Selena stepped slowly back toward the table. “Skye was here?”

“Aye, she was. Moreover, she knew you would be passing through here and that you would need help. How she knew…well, that’s just Skye for you.” He stabbed another slice of bright orange fruit, sucked it off his dagger’s blade.

Selena sank back into her chair. “What did she say?”

Jarabax shrugged. “This and that. That and this. We spoke of many things. I enjoyed her company immensely and was ever so sad to see her go.” He heaved a sigh. “Anyway, the purpose of her visit was to leave you a gift and instructions that when you passed through Uago, I should seek you out and give it to you.”

“Skye left me a gift? Hanna said it was from you.”

“Do I look like a man who shares secrets with street urchins? Hanna knows nothing but what I tell her.”

“What is it?”

Jarabax glanced out the window. The morning had broken fully; the sky in the window outside was pure blue without a cloud to mar it. “Another dawn, another day. He grows restless waiting for you.”

“He?”

Jarabax looked her up and down, at her pure blue Aluren overtunic and the delicate silver stitching. His laugh was loud and hearty. “Oh, sweet Paladin, you’re going to love this.”





A Gift




Choppy water tossed the small skiff.

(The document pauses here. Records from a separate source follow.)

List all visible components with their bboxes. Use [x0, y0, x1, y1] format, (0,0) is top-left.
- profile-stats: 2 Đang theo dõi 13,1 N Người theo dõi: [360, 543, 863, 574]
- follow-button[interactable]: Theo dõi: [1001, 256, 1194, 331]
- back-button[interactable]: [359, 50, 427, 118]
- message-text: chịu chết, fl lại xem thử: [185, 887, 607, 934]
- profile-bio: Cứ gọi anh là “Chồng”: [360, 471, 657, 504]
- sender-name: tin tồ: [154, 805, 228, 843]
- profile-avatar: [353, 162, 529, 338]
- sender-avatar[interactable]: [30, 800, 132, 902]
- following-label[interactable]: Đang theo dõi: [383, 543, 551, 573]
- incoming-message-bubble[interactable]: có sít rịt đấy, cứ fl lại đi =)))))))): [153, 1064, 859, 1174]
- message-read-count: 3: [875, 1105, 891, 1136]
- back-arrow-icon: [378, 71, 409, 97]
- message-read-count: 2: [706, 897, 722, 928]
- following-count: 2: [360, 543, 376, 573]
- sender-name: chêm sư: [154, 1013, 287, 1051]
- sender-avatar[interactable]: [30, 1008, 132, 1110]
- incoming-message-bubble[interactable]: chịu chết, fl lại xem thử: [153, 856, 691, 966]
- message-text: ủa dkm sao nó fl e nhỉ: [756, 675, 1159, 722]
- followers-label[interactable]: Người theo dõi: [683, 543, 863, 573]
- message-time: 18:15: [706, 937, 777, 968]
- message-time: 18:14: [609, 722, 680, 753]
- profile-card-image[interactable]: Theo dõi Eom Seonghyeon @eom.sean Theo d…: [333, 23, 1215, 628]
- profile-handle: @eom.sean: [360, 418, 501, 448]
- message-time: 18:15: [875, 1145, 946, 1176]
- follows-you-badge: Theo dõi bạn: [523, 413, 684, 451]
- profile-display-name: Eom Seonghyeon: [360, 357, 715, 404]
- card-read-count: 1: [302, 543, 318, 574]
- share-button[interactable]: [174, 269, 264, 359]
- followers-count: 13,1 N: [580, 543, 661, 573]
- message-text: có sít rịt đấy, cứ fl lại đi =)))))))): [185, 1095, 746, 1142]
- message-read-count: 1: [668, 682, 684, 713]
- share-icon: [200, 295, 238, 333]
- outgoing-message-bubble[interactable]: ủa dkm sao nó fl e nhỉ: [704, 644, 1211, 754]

Two pirates rowed and a third grizzled sea dog kept beside the pirate boss. The older pirate said nothing but regarded Ilior through flinty eyes and sat with a cutlass resting across his knees. They made their way through the ship graveyard to the shattered coast that made up Isle Uago’s northern shore. Salty ocean water had eaten away at the stony walls, leaving a grotto of warrens and caverns in the stone. Rough, porous rocks the color of old blood jutted up from the crashing tides like sentries to bar passage to the caverns. The water churned, and more than once Jarabax’s men had to push off these rocks with their oars. Ilior helped when the water was particularly rough, shoving the little boat away from outcroppings that threatened to tear holes in the hull. Through it all, Jarabax sat in the prow, relaxed and calm, watching Selena from beneath lowered lids. A dozing cat evinced more energy, and when the skiff scraped against some submerged obstacle, he only smiled.

The sun rose in a sky of cloudless blue, but all fell into shadow when the little boat entered the mouth of a large overhang of rock. They ran aground in a dark cavern. Selena stepped out of the boat; rocky silt crunched beneath her boots.

“He’s in there,” Jarabax said, with a lazy nod at the cavern as the rest of the crew climbed out of the boat. It was pitch black; a hole in the stone. Selena touched her own wound absently, as the clank of metal against rock echoed out of cavern.

“He’s chained?” Selena turned to Jarabax. “Need I remind you that slavery has been outlawed in all realms and isles for two hundred years? Punishable by death?”

“Svoz is not a slave. Not…quite.”

“Not quite?”

“I can say nothing more to assure you.” Jarabax offered a wide smile. “Once you meet him, you’ll understand.”